I was about to respond when footsteps sounded behind me.

"I'll send you the details."

I hung up. I'd assumed it was Marlene chasing after me, but it turned out to be Miles Sullivan.

"Jacob!"

"Now do you see how powerful a first love can be? No matter how much you sacrifice for Marlene, she's still wrapped around my finger."

Miles sauntered toward me, his smirk stretching so wide it practically touched his ears. The smugness rolled off him in waves.

"You might be forgetting something," I said, regarding him with flat indifference. "Marlene wasn't the only one who came begging me to come down from that mountain."

With that, I turned and walked away.

Three years ago, Henson Group had imploded—teetering on the edge of bankruptcy. Marlene's grandfather, Felix Henson, was on his deathbed.

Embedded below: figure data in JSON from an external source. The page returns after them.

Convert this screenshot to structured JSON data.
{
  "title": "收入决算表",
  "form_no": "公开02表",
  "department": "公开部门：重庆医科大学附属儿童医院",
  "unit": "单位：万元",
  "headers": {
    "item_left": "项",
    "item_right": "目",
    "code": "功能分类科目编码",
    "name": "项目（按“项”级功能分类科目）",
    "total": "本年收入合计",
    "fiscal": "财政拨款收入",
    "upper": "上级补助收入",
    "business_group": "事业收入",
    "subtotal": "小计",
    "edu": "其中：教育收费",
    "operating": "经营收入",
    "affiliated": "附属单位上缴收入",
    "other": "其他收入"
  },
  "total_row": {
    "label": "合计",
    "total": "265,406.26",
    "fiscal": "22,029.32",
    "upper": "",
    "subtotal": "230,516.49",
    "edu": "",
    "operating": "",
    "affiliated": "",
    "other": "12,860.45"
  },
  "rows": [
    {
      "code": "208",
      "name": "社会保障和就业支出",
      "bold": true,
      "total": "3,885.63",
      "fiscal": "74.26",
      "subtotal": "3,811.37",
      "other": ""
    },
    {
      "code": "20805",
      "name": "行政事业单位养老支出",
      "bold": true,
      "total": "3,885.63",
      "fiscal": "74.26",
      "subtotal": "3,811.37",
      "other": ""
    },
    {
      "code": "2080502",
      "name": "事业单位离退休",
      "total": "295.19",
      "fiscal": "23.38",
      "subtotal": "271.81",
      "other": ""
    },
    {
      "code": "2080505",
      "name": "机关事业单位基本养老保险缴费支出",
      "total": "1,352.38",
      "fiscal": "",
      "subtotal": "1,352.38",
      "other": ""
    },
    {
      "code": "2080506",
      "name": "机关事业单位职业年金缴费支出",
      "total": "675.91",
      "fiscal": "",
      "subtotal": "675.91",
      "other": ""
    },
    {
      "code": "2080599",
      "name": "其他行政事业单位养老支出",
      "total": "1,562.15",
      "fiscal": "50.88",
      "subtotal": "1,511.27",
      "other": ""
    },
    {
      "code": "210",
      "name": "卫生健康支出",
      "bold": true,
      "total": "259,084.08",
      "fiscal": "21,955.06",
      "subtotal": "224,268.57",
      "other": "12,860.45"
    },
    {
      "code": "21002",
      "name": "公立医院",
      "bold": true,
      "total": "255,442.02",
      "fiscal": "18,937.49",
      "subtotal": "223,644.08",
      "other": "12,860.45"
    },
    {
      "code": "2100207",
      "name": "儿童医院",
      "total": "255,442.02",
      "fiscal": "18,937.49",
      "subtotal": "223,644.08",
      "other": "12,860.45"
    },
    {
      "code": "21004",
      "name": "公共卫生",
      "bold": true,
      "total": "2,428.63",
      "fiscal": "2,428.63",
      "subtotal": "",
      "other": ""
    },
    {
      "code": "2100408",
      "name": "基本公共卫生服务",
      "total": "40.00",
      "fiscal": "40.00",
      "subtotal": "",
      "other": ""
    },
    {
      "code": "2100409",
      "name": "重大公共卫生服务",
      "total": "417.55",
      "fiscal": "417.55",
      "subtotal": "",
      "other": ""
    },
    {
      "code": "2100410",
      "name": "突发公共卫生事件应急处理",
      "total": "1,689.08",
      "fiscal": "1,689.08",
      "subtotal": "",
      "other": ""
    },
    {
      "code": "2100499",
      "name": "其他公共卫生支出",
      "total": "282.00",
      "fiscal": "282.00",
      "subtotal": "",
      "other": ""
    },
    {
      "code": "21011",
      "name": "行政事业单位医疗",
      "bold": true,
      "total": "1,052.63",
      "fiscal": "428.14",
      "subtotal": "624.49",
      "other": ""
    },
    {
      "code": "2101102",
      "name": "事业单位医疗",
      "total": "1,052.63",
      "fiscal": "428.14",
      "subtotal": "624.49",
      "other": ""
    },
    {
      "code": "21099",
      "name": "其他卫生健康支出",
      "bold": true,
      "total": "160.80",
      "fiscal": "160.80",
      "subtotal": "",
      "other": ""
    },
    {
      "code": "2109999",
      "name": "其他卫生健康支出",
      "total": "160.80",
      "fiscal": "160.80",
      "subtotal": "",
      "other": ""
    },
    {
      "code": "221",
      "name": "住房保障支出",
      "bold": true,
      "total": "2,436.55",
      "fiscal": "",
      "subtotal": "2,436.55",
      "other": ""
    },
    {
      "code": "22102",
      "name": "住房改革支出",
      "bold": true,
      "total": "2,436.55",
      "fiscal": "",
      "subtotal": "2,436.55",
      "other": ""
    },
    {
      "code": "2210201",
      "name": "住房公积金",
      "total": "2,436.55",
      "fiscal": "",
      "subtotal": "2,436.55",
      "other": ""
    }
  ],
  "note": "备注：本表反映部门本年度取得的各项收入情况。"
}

He'd ordered every member of the Henson clan to take the family's ceremonial token and kneel for three days and three nights before the gates of Shadow Peak Academy, just to recruit me.

They called me a once-in-a-generation business prodigy.

On his deathbed, Felix entrusted me with his final wish: marry Marlene and pull Henson Group back from the brink.

I owed the old man a debt—a kindness from years past—so I agreed. Over three years together, I'd grown genuinely fond of Marlene.

She was gentle. When I worked late, she'd bring me a warm glass of milk. She'd knead the tension from my shoulders.

She'd lay out my clothes for me every morning.

A few times, when I'd pushed myself to collapse and ended up hospitalized with a high fever, she sat at my bedside through the night without leaving.

She was attentive to my feelings. If anyone disrespected me, she was the first to shut it down.